James Madison ( 1751-1836) was the son of a Virginia planter and a member of the southern aristocracy. Though his health kept him from military service, he was active in revolutionary politics in his home state and was chosen for the Continental Congress (1780) and then the Constitutional Convention. Because of his efforts and influence at the convention, he is sometimes called the “father of the Constitution.” Madison served in the U.S. House of Representatives from 1789 to 1797 and was secretary of state for eight years under Thomas Jefferson, whom he helped in engineering the Louisiana Purchase. In 1809 Madison succeeded Jefferson and was elected the nation’s fourth president; he won a second term in 1812 and, although a proponent of peace, led the United States to victory in that year’s war with Britain. Madison was the last of the leading founders to die when he passed away on June 28, 1836.

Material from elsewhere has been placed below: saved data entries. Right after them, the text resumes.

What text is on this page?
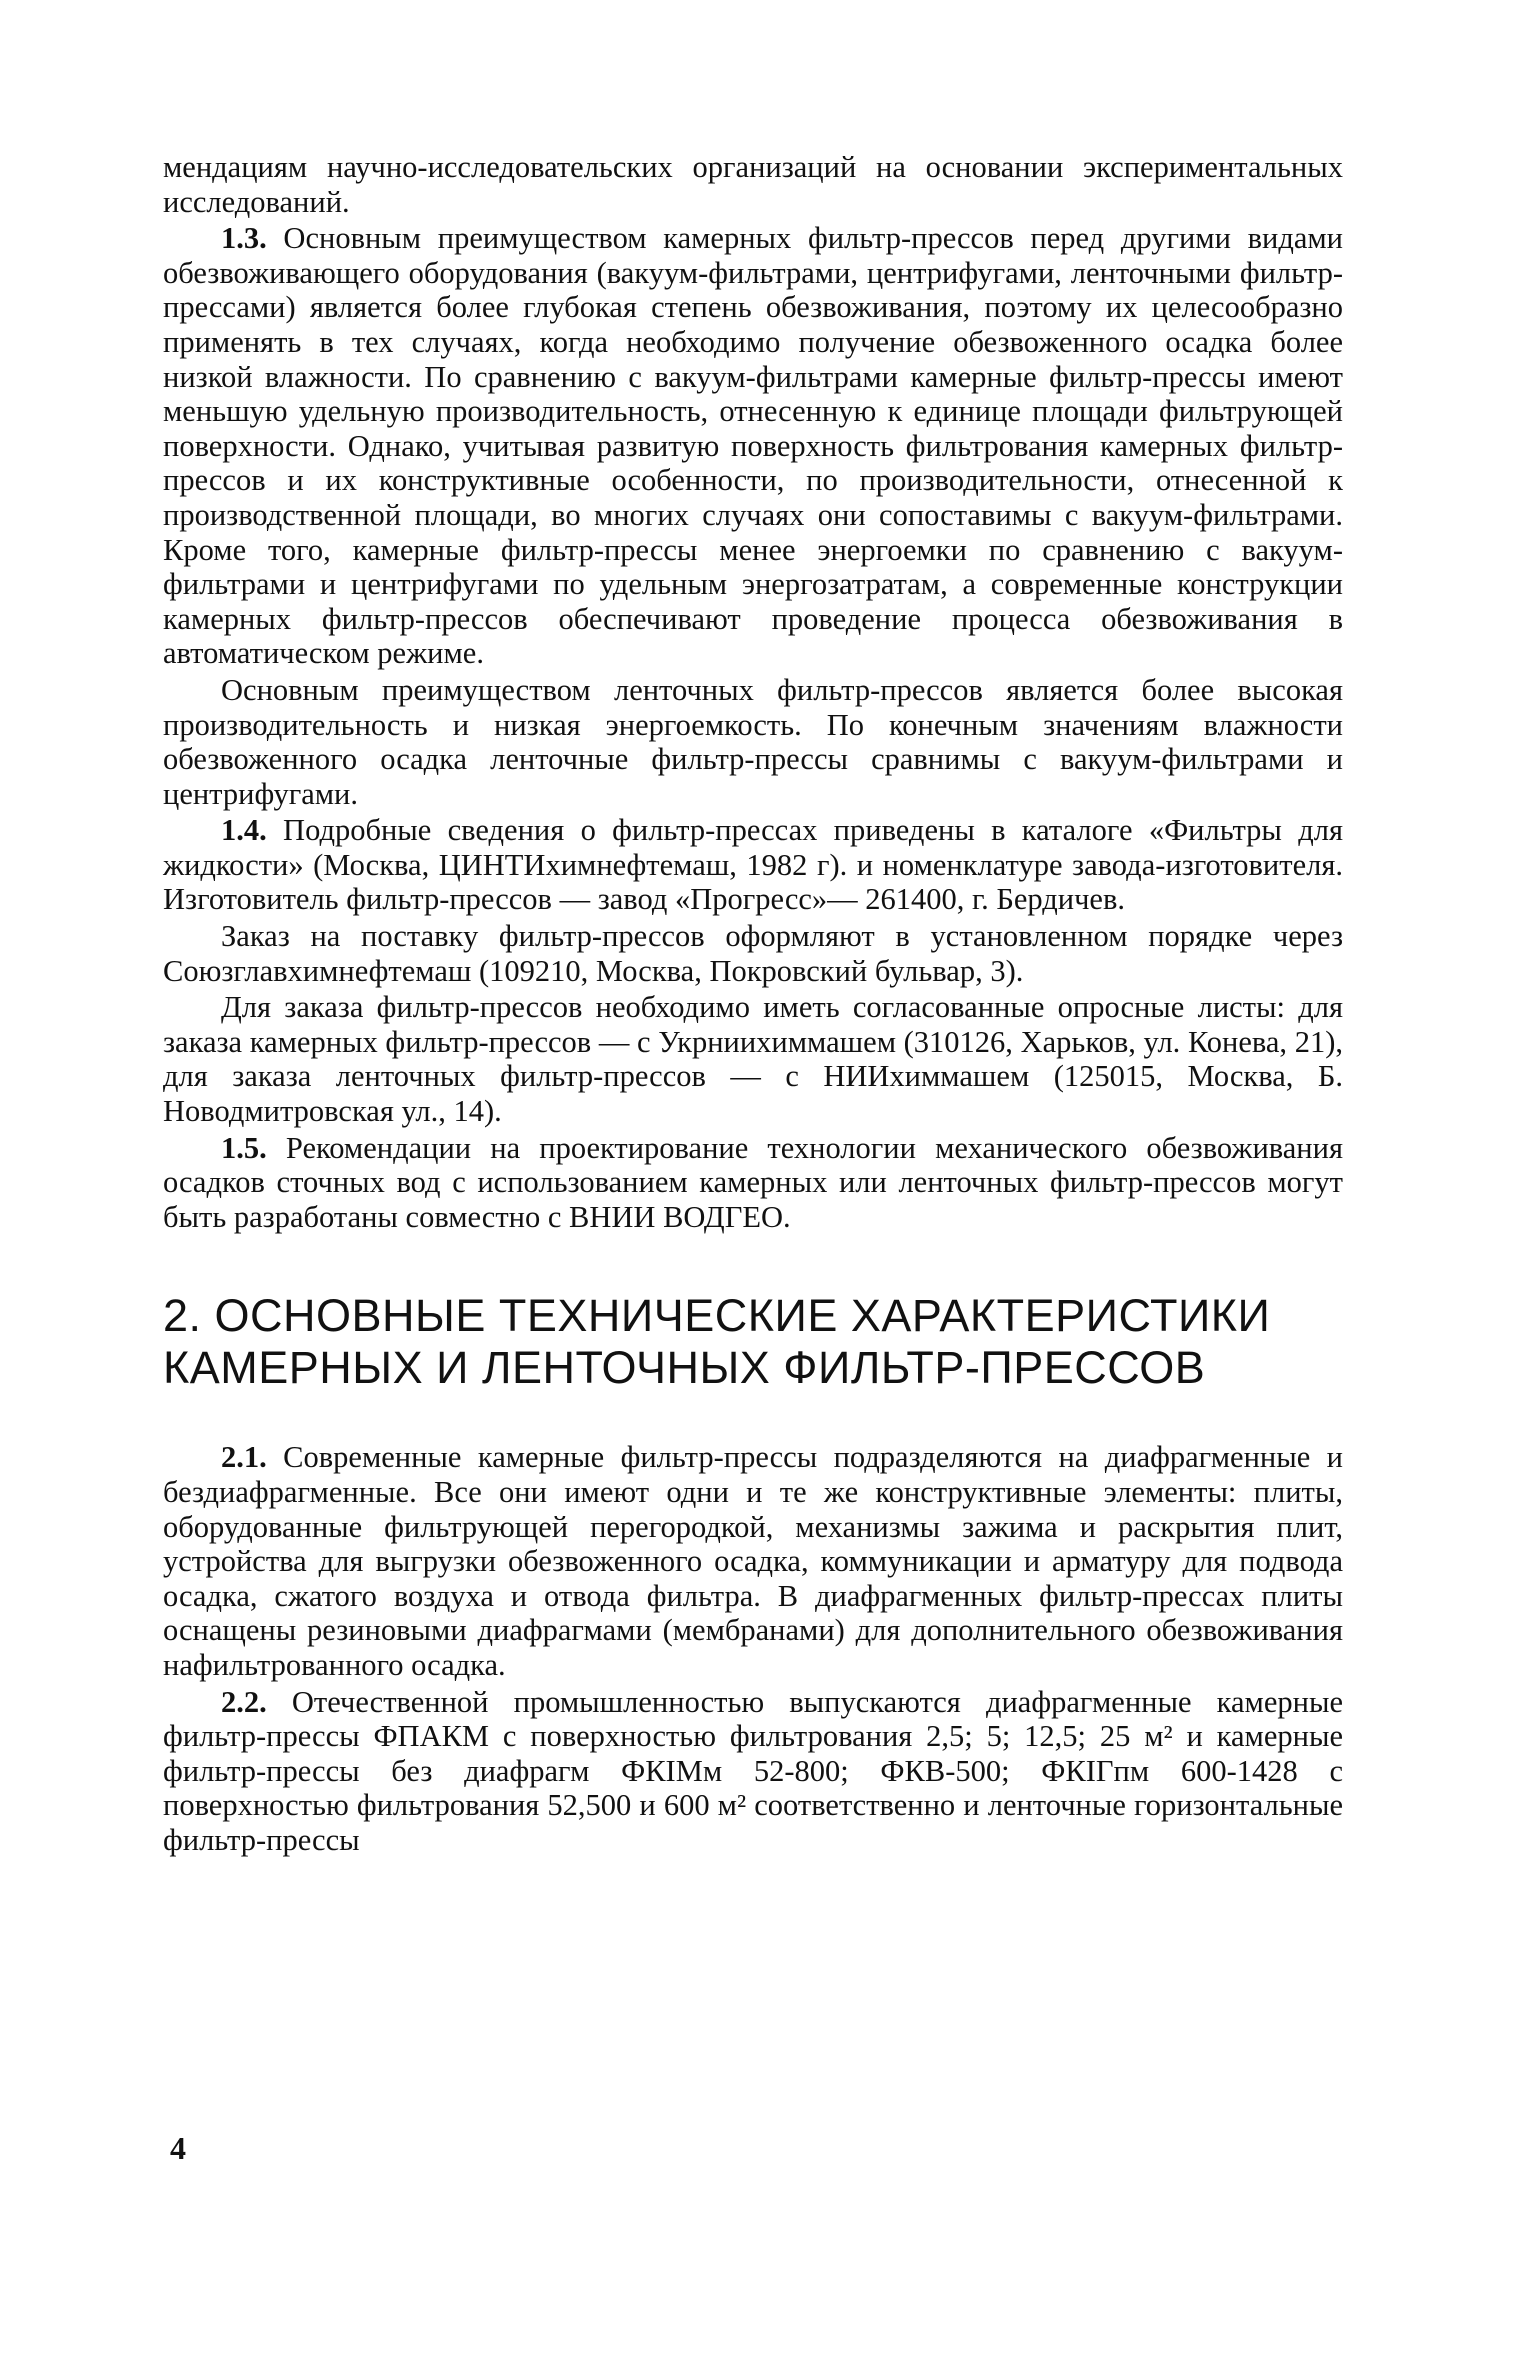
мендациям научно-исследовательских организаций на основании экспериментальных исследований.

1.3. Основным преимуществом камерных фильтр-прессов перед другими видами обезвоживающего оборудования (вакуум-фильтрами, центрифугами, ленточными фильтр-прессами) является более глубокая степень обезвоживания, поэтому их целесообразно применять в тех случаях, когда необходимо получение обезвоженного осадка более низкой влажности. По сравнению с вакуум-фильтрами камерные фильтр-прессы имеют меньшую удельную производительность, отнесенную к единице площади фильтрующей поверхности. Однако, учитывая развитую поверхность фильтрования камерных фильтр-прессов и их конструктивные особенности, по производительности, отнесенной к производственной площади, во многих случаях они сопоставимы с вакуум-фильтрами. Кроме того, камерные фильтр-прессы менее энергоемки по сравнению с вакуум-фильтрами и центрифугами по удельным энергозатратам, а современные конструкции камерных фильтр-прессов обеспечивают проведение процесса обезвоживания в автоматическом режиме.

Основным преимуществом ленточных фильтр-прессов является более высокая производительность и низкая энергоемкость. По конечным значениям влажности обезвоженного осадка ленточные фильтр-прессы сравнимы с вакуум-фильтрами и центрифугами.

1.4. Подробные сведения о фильтр-прессах приведены в каталоге «Фильтры для жидкости» (Москва, ЦИНТИхимнефтемаш, 1982 г). и номенклатуре завода-изготовителя. Изготовитель фильтр-прессов — завод «Прогресс»— 261400, г. Бердичев.

Заказ на поставку фильтр-прессов оформляют в установленном порядке через Союзглавхимнефтемаш (109210, Москва, Покровский бульвар, 3).

Для заказа фильтр-прессов необходимо иметь согласованные опросные листы: для заказа камерных фильтр-прессов — с Укрниихиммашем (310126, Харьков, ул. Конева, 21), для заказа ленточных фильтр-прессов — с НИИхиммашем (125015, Москва, Б. Новодмитровская ул., 14).

1.5. Рекомендации на проектирование технологии механического обезвоживания осадков сточных вод с использованием камерных или ленточных фильтр-прессов могут быть разработаны совместно с ВНИИ ВОДГЕО.

2. ОСНОВНЫЕ ТЕХНИЧЕСКИЕ ХАРАКТЕРИСТИКИ КАМЕРНЫХ И ЛЕНТОЧНЫХ ФИЛЬТР-ПРЕССОВ

2.1. Современные камерные фильтр-прессы подразделяются на диафрагменные и бездиафрагменные. Все они имеют одни и те же конструктивные элементы: плиты, оборудованные фильтрующей перегородкой, механизмы зажима и раскрытия плит, устройства для выгрузки обезвоженного осадка, коммуникации и арматуру для подвода осадка, сжатого воздуха и отвода фильтра. В диафрагменных фильтр-прессах плиты оснащены резиновыми диафрагмами (мембранами) для дополнительного обезвоживания нафильтрованного осадка.

2.2. Отечественной промышленностью выпускаются диафрагменные камерные фильтр-прессы ФПАКМ с поверхностью фильтрования 2,5; 5; 12,5; 25 м² и камерные фильтр-прессы без диафрагм ФКIМм 52-800; ФКВ-500; ФКIГпм 600-1428 с поверхностью фильтрования 52,500 и 600 м² соответственно и ленточные горизонтальные фильтр-прессы

4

John Jay (1745-1829) was born in New York City. He became an attorney in 1768 and gained early fame with The Address to the People of Great Britain (1774), a tract outlining colonial demands on the mother country, which Jay wrote while representing New York in the First Continental Congress. He drafted New York’s earliest constitution and in 1777 was made the state’s first chief justice. Minister to Spain from 1779 to 1782, he spent much of the Revolutionary War on diplomatic service in Europe, where, along with Benjamin Franklin, he negotiated the Treaty of Paris, which was signed in 1783. Jay did not attend the Constitutional Convention, but his work in foreign affairs in the late 1780s under the encumbering Articles of Confederation shaped his support for a new U.S. Constitution; his five Federalist essays primarily concern foreign affairs. In 1789 President Washington appointed Jay the country’s first chief justice of the Supreme Court, and his measured stewardship helped cement the court’s reputation for impartiality. The unpopular Jay Treaty of 1794 with Great Britain spoiled Jay’s hopes to succeed Washington as president, although he was elected governor of New York the following year. John Jay died on May 17, 1829.